The Move to Amend movement seeks to end this idea of corporate personhood in response to the Citizens United decision, which you've been very vocal about — were you involved in the creation of the movement?

[What we] tried to convey is that this is not something that just happened. … This is a 124-year-long history, beginning with the 1884 Supreme Court decision Santa Clara v. Southern Pacific that first anointed corporations with this legal absurdity of corporate personhood. … What we tried to convey in our first communiqué on the Move to Amend website was that this is the latest in a long string of corporate usurpations of democratic self-governance, and it's time to collectively respond. So I and the organization I'm connected with, the American Friends Service Committee of Northeast Ohio, was part of the initial steering committee that launched this effort. … [As] we get the final numbers on how much money will be spent or invested in these independent expenditures in the midterm elections, I think that's just going to serve as an even greater reason and concern by people to want to do something … that tries to give real human beings real power and authority in making decisions and figure out a way to abolish this incredible assault on the body politic by business corporations.
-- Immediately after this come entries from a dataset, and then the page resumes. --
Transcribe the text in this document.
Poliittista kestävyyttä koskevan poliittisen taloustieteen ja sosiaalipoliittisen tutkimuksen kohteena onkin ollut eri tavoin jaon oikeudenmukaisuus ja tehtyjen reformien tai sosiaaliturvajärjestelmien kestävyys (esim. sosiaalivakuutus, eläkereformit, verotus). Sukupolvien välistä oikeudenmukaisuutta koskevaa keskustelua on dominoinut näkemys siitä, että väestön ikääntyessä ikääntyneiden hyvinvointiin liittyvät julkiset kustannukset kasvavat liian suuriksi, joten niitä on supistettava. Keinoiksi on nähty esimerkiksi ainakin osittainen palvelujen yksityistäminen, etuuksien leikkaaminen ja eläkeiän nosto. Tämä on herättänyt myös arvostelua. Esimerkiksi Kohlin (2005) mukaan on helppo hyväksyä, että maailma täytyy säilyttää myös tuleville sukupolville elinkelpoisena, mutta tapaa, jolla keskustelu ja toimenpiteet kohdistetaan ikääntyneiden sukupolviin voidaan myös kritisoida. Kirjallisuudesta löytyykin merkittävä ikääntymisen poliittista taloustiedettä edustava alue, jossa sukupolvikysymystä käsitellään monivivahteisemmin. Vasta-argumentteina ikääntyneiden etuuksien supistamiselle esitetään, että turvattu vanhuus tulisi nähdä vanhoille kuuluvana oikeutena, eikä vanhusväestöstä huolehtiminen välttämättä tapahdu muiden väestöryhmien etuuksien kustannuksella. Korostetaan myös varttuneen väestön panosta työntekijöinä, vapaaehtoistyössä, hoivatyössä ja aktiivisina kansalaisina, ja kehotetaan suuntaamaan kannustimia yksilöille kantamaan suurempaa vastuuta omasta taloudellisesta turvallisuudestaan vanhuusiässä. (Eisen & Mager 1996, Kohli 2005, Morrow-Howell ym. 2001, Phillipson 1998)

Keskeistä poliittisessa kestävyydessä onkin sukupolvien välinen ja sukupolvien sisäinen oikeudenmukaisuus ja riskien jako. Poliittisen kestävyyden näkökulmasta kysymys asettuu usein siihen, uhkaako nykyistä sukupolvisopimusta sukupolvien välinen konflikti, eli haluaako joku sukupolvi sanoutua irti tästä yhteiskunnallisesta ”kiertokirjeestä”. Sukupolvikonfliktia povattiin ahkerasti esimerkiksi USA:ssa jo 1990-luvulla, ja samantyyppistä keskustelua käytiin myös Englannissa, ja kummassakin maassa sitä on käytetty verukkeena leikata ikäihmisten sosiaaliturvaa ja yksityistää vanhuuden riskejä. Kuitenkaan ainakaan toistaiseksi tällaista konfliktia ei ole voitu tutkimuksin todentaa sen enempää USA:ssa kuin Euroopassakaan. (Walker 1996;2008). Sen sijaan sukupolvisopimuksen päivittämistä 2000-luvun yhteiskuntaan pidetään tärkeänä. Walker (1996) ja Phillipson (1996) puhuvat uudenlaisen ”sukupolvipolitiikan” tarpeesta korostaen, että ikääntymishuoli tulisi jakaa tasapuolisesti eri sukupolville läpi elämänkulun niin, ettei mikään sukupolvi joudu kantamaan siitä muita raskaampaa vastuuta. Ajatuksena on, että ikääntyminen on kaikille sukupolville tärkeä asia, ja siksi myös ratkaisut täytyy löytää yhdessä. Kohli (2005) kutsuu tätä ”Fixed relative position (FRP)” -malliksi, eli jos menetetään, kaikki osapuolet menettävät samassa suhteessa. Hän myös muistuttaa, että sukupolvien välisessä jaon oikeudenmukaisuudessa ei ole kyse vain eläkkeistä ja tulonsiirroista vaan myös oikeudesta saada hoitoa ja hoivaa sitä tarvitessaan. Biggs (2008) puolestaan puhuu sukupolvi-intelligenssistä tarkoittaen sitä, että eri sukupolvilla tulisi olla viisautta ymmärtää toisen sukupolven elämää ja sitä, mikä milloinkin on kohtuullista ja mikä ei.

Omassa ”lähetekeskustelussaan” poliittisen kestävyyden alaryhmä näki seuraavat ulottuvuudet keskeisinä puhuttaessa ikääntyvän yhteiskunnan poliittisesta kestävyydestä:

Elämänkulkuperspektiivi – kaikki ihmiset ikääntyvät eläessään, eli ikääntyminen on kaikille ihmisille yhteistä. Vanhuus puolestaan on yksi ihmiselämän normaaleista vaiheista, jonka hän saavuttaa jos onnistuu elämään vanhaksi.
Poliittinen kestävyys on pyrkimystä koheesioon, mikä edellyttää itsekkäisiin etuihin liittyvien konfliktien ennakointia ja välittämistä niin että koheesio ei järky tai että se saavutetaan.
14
You're an 1981 alumnus — did the Oberlin values of social and political equality influence you in the direction you took in your work?

Absolutely, positively. I was very involved at the time, all four years, with [the Ohio Public Interest Research Group]. … And during the last two years at the time I went, the whole issue of boycotting companies that do business in South Africa was very important, and OPIRG was one of the central groups on campus then that engaged in a variety of efforts to try to put pressure on the College to divest from companies that were investing, directly or indirectly, in South Africa. … Finally the Board of Trustees did divest. … They made [their decision] with a considerable amount of pressure from below, and the message there is that any change, significant change, that happens, takes both some enlightened representatives from within, but also a whole lot of committed and persistent individuals outside who apply pressure and do all the necessary amounts of education, advocacy and organizing to put pressure on the institutions to do what's right.